Under the slogan “Brazil can do better” Serra proposed a more efficient and professional state apparatus that would allow for lower taxes but more investment.
“Practising fiscal austerity means doing more and better with the same re-sources,” he said in a prepared speech.
Neither Serra nor Rousseff are seen as breaking with the mostly market-friendly policies that have ensured economic stability over the past decade. But some investors prefer Serra for his party’s centrist position and his experience.
Brazil’s economic growth was not sustainable with a “perverse combination” of high taxes, growing spending and a rising balance of payments deficit, Serra said.
Brazil needed to significantly boost its investment in infrastructure, which was one of the lowest in the world. Pot-holed roads and crowded airports were a major brake on the economy, he said in a swipe at Rousseff, who headed the Lula administration’s infrastructure investments.
“Brazil’s GDP could grow more — 50 per cent more — if its infrastructure were adequate.”

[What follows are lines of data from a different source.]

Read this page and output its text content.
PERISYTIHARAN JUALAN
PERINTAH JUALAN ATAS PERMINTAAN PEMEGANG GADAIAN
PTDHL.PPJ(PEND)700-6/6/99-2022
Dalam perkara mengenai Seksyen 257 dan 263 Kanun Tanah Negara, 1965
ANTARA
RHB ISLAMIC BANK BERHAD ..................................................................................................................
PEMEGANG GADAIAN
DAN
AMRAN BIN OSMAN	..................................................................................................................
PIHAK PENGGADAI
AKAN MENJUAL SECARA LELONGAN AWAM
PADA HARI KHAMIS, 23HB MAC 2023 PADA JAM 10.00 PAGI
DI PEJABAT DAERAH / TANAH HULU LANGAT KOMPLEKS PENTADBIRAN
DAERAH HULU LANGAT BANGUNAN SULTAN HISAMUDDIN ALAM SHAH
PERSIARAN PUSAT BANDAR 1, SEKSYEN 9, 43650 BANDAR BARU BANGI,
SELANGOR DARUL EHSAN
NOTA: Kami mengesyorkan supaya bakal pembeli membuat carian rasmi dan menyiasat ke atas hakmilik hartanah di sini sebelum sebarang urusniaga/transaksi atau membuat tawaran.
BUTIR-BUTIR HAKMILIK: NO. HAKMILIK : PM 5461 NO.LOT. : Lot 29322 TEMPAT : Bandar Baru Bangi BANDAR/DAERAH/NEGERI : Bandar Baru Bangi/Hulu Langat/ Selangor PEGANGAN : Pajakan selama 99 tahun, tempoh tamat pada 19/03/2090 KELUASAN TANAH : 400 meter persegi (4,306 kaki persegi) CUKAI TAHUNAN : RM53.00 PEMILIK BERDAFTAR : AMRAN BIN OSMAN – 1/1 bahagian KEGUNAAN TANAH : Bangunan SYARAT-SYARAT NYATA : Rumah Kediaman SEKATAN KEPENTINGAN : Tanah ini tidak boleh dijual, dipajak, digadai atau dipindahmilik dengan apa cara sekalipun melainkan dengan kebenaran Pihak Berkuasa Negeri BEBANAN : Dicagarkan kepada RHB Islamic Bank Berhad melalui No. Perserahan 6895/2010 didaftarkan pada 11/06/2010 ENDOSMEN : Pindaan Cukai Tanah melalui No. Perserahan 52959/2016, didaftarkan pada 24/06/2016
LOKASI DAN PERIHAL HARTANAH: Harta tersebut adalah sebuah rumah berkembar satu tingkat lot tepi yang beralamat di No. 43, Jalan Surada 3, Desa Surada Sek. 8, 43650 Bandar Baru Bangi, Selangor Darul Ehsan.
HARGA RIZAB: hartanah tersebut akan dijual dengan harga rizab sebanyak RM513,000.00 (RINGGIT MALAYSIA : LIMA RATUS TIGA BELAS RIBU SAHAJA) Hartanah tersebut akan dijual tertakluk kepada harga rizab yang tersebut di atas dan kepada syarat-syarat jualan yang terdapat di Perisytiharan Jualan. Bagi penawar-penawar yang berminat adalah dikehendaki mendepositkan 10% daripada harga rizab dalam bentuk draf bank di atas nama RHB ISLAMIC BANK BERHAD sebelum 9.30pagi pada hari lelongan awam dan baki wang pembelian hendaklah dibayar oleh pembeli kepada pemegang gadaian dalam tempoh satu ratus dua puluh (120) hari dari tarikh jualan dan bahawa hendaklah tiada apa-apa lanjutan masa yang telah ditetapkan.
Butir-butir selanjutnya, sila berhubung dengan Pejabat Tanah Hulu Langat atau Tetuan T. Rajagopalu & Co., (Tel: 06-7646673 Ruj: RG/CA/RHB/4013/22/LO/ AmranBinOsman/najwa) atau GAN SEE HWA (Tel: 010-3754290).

Brazil also needed to pursue new exports markets more aggressively and negotiate more free trade deals, Serra said.
“Do you know how many trade accords Brazil signed in recent years? One, and it still requires congressional approval. Where’s the aggressive trade policy?”
Serra, who was persecuted during military dictatorships in Brazil and Chile, criticized the Lula administration for an ambiguous stance on human rights abuses abroad.
“Democracies don’t have workers who disagree dying of a hunger strike,” he said referring to Lula’s recent description of a dying Cuban dissident as a common criminal.
PSDB leaders have also criticized Lula’s close ties to Iran, whose president visited Brazil last year.
“Human rights are not negotiable,” Serra said.
He also dwelled on health and public security issues, which opinion polls show are the Lula government’s weakness.
“What mother or father doesn’t feel threatened by violence and drug-trafficking?.”
Drug-related violence rattles Rio de Janeiro and other cities frequently, killing thousands of people each year.
Jacira Nazare, who distributed good-luck bracelets at the event, said she would vote for Serra, even though she backed Lula’s reelection in 2006.
“I haven’t seen the improvement I had hoped for where I live,” she said, citing problems of insecurity and drugs in her neighbourhood in the northeastern city of Salvador.
Known for his often stiff demeanour and pedantic style, Serra appeared relaxed and reaped the occasional, spontaneous applause as he cracked jokes and told anecdotes of his life.
But despite the fanfare, party leaders remained realistic, knowing that Rousseff will benefit from the president’s huge popularity and a quickly rebounding economy.
“It will be one of the most difficult elections of all time,” PSDB president Sergio Guerra told supporters.